We bought the property at
108817 Hwy 7 in 1994 from the Price family. It is on the north side
of 7, east of the Log Cabin Restaurant, west of Flinton Rd. Just
north of the highway in the edge of forest was a series of concrete
footings with iron pins sticking out, a large, rusty metal tank,
lengths of iron pipe, a wood braced sump hole, and various other bits
of metal and debris scattered about. Various other lengths of water
pipe can be found all the way down to the river. The ruin remained a
mystery until Andy Roy brought his father Stewart Roy over around
1996 or 97 and told this story.
Stewart identified the site as
Merritt Price's original sawmill and Stewart worked for Merritt at
that sawmill in about 1935 at the age of about 16. Stewart described
it as steam powered, cast iron sawmill and that there was a large
spoked cast iron fly wheel. Water was pumped up out of the
Skootamatta to supply the mill. The area to the north was cleared and
was used for storage of both logs and cut boards. Horses and wagons
were stored in the building next door to the Log Cabin (later the
Sunpower store, since burned) with wagons on the upper level and
horses in the basement. At the end of the day, the steam was shut off
to the saw and, Stewart said, with the flywheel, took quite a while
for saw to stop.

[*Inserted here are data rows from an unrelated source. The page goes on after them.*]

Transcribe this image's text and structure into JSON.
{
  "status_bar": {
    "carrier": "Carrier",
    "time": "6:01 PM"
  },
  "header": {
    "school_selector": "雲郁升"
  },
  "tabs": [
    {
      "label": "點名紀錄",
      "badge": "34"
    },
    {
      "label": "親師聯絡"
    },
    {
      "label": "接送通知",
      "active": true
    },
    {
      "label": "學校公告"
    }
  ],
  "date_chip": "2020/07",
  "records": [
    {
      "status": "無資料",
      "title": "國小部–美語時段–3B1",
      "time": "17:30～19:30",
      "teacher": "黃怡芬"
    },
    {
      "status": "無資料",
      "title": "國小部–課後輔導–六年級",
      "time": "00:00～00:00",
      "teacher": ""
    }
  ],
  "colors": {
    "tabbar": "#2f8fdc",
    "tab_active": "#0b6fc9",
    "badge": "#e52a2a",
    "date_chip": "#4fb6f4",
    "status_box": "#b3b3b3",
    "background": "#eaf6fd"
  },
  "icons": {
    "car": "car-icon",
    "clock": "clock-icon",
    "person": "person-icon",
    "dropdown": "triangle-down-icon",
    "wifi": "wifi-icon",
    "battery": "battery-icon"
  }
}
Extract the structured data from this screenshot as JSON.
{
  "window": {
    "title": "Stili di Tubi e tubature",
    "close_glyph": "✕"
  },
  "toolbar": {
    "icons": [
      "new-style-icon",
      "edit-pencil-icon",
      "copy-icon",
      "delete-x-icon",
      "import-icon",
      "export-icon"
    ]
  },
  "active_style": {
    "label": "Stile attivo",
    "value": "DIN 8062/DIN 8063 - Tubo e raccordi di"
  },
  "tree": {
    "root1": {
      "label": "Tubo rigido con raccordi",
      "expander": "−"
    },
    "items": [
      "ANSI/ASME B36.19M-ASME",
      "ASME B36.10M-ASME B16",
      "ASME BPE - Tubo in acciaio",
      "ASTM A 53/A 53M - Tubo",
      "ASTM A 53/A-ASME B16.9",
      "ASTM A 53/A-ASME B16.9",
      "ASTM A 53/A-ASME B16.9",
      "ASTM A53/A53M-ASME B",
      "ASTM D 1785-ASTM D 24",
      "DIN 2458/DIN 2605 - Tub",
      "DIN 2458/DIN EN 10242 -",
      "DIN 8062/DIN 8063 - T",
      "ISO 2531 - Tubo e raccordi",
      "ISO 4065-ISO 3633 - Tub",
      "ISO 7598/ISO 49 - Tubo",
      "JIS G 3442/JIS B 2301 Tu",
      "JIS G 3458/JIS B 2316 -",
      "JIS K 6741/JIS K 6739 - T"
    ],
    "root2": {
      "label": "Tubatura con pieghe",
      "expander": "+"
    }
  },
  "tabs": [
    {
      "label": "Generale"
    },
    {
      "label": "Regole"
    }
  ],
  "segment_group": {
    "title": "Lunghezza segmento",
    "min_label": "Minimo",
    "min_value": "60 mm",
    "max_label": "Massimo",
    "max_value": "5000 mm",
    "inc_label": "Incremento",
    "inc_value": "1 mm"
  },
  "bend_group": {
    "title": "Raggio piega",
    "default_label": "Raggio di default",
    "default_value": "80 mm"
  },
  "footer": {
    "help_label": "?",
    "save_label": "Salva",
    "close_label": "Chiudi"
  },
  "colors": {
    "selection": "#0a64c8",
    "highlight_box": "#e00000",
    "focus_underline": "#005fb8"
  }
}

Stewart said employees were being paid and expected
to work till saw came to a complete stop. Stewart said, one day, in a
fit of rage over what Merritt considered under productive work,
Merritt cut the spokes of the flywheel, effectively removing the
flywheel, so the saw would start and stop faster thus saving Merritt
wages.
When we bought the property, there were clearly two
paths from the Sunpower building, one to the sawmill and one to the
storage yard behind. Both paths still exist and we use both of
them.
My understanding is the sawmill closed sometime after
1935 with Merritt planning another one further west. Merritt got as
far as building a water dam on the Skootamatta but another sawmill
never happened. That dam is still in place behind the Unconventional
Moose.
Another interesting anecdote is a diving friend says
there is a large piece of machinery sitting on the bottom of the
Skootamatta just west of the small island at the picnic area on the
north side of 7. It is my belief that this could be the steam powered
saw, lost when being moved to the new sawmill site.